Plunged into the socially and academically fast-paced environment of a university, the house of their parents is not the only home that may get left behind. In the unfamiliar location of their university, many college students struggle to find a church home.
However, the campuses of Mississippi State University and the University of Mississippi offer chapels for their students and faculty that are central to their campus’ landscape and history. In the ebb and flow of bustling collegiate activity, a calm eddy may be found in the inner quietness of their sanctuaries, where stained glass windows scatter crumbs of light across the pews.
The Chapel of Memories
Mississippi State’s Chapel of Memories is literally built with the bricks of the school’s past.
Constructed in 1879, the Old Main dormitory was the first building built on Mississippi State’s campus. Through the turn of the century, it would be added upon to become the largest dormitory in the United States, capable of housing over 1,000 residents.

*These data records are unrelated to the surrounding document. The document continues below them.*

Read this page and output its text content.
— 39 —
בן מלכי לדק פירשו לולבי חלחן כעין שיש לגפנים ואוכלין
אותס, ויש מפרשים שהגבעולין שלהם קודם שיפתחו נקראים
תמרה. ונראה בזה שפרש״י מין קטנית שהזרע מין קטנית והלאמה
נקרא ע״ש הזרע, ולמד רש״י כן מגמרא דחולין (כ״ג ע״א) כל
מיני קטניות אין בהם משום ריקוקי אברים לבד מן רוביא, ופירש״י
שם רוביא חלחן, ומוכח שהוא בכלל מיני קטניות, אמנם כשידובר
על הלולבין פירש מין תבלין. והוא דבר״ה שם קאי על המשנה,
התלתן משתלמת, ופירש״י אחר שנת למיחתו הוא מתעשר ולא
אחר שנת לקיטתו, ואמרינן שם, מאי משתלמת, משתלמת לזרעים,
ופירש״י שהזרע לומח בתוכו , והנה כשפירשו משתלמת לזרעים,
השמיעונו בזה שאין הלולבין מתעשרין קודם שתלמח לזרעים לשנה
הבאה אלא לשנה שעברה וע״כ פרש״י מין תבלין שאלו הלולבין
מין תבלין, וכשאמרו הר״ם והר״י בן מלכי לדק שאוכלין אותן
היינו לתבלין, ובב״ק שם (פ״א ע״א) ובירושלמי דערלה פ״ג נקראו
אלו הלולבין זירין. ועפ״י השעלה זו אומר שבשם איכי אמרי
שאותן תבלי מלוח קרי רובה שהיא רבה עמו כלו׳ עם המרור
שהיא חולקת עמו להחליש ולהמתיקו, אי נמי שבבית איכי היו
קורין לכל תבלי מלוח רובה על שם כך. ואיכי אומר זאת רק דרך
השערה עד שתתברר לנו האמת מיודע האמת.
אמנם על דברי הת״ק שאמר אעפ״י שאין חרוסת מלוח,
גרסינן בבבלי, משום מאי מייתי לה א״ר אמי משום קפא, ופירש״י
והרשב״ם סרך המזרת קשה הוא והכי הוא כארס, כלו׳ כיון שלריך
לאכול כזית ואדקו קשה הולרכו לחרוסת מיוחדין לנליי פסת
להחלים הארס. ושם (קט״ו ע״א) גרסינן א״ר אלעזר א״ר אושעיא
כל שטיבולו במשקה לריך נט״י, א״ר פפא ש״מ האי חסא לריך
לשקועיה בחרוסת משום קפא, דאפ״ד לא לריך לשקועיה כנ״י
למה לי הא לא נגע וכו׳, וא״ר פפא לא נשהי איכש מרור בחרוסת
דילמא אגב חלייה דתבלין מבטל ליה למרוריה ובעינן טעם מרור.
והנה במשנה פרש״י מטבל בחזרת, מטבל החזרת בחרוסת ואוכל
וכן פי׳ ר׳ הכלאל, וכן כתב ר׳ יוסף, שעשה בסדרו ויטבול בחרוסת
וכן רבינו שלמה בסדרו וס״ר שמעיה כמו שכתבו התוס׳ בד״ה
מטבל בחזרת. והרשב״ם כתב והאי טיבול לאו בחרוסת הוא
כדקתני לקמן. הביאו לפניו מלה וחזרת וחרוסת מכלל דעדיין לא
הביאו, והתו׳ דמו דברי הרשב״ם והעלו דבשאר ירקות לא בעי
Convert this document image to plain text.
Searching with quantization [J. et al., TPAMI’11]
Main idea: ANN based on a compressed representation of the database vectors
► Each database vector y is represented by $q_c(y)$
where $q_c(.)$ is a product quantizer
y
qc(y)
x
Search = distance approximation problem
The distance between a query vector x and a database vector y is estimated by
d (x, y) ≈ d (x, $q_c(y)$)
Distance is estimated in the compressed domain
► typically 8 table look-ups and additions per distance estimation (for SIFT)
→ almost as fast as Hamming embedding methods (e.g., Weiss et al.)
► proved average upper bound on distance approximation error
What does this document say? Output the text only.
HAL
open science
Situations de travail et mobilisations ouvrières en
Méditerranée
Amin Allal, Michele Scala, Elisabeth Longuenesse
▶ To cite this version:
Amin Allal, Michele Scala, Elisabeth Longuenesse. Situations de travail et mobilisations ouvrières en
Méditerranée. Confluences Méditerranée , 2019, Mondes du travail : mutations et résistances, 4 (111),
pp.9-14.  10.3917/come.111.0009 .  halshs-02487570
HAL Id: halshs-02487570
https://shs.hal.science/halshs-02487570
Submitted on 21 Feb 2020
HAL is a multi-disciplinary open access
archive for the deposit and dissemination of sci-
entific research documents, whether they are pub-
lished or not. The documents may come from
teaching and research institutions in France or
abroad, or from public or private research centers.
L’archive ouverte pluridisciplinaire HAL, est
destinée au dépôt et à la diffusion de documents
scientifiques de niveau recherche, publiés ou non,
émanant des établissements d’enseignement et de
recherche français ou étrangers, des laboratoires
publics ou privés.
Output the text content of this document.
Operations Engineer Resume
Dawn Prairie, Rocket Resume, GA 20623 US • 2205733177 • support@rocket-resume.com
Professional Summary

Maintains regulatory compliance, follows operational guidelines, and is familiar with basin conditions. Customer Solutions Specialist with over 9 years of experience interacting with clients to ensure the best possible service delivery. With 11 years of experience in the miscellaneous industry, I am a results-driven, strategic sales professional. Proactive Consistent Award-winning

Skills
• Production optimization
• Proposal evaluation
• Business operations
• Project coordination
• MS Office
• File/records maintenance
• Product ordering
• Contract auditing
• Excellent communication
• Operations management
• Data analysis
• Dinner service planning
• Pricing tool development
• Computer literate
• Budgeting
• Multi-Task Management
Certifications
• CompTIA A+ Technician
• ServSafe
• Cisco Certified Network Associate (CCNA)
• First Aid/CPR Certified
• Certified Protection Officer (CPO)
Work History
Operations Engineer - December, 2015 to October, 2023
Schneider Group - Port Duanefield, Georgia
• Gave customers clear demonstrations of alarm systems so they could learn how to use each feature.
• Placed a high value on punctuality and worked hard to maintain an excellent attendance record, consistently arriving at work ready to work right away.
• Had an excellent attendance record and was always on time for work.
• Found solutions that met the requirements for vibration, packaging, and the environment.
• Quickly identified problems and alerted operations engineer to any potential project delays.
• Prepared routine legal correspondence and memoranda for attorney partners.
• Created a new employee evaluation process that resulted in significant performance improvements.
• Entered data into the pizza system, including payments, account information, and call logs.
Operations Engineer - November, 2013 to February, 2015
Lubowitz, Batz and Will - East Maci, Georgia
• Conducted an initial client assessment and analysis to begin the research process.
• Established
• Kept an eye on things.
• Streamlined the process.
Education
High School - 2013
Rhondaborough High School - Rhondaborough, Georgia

When a fire reduced the dorm to cinders and claimed the life of a student in 1959, then-president Ben Hilbun decided the last remaining bricks of the Old Main were to be used to construct a chapel.
When prominent alumni George D. Perry got word of the project, he suggested a bell tower – called a “carillon” – should accompany the new building, and donated $75,000 to the cause. Both the chapel and the carillon were dedicated in 1965, and the 183 bells of Perry’s tower lulled the campus with an array of songs between its hourly chimings until the 1990s. They resumed their refrain in 2002, after the structural integrity of the tower was fortified.
Since its construction, the chapel has become central to the day-to-day passings of the school body and faculty. Dertha Hollingsworth, who helps oversee the management of the chapel from the college’s Event Services department, said though the chapel lacks a resident pastor and structured services of a traditional church, its patrons lack nothing in reverence.
“Students come in usually about a half-dozen at a given time. They pray, study. Some even play the piano there,” she said. “I walked over on my lunch break one day and a student was there crying, I think she failed a test or something. It helps students to have somewhere they can go to pray and express themselves. I think it reminds them of home.”
Tina Evans, treasurer for Sigma Phi Lambda, Mississippi State’s Christian sorority, said the Chapel of Memories has served as a safe haven for her on multiple occasions. Like other students Evans has observed, she said she struggled to find a church home in a town where she didn’t grow up.
“I’ve spent lots of time praying and enjoying God’s presence in the chapel and I know I am not alone in this,” she said. “It’s a small, intimate space that can give students a chance to pause in their busy day, regardless of where their faith lies.”
The University of Mississippi’s Paris-Yates Chapel was conceived in 1975, when students chose the chapel as a charitable project. With alumni assistance, the students collected a chapel fund of $12,000 dollars, prompting Chancellor Porter L. Fortune Jr., to assemble a committee to plan the chapel.
Efforts continued through delays and false starts until 1995, when three alumni, including Henry Paris, who served on the original chapel committee, approached then-chancellor Dr. Robert Khayat and expressed their resolution to make the chapel a reality.
“People were raising money for all kinds of things in 1995,” said Linda Spargo, director of the Paris-Yates Chapel. “The money was raised completely through private donations, and the chapel was finally built by Bill Yates, an Ole Miss alum who ran a construction company based in Philadelphia, Miss.”
The chapel was finally completed in 2001. Since the first chapel committee, it was intended to cater to interfaith worship and personal prayer.
“We didn’t want just a place for people to have weddings,” Spargo said. “Philosophy, religion, and music professors use the chapel for class on occasion, and the ROTC meets here sometimes. I just think it’s important to get people in the door, then when they need a moment, they will think to use the chapel.”
Spargo said at first it was hard to gauge the impact of the chapel. It seemed quiet during the day, a random student or two irregularly drifting in to use one of the prayer rooms. Spargo wondered, with the abundance of churches and youth groups in Oxford, if the students really needed a chapel.
“I realized how important the chapel was on September 11, 2001,” she said. “When the attack on the World Trade Center happened, the entire Ole Miss community needed a place to go, and within hours it was full. People were rotating out so those outside could get in. We had people speaking scripture and playing music. I can’t imagine the campus without it now.”
The Paris-Yates Chapel sports its own carillon, complete with 36 bronze bells imported from Holland. Spargo remembered when the bells arrived, the huge boxes lined up in the parking lot. With the largest bell weighing two tons, Spargo said the tower had to be built around them. The bells chime the hour and the half hour, and play hymns during the day.
“We turn them off for finals and tennis matches, and sometimes we forget to turn them back on and I have people calling asking ‘what’s wrong with the bells,’” she said. “I really appreciate the fact that people feel like something isn’t right when they don’t ring.”
Spargo said when the bells were taken down two years ago for repairs, she found students were not the only ones to notice their absence.
“There was this mocking bird that would fly into the empty bell tower like he was looking for them, and he would mimic some of the songs,” she said. “Poor thing, it confused him.”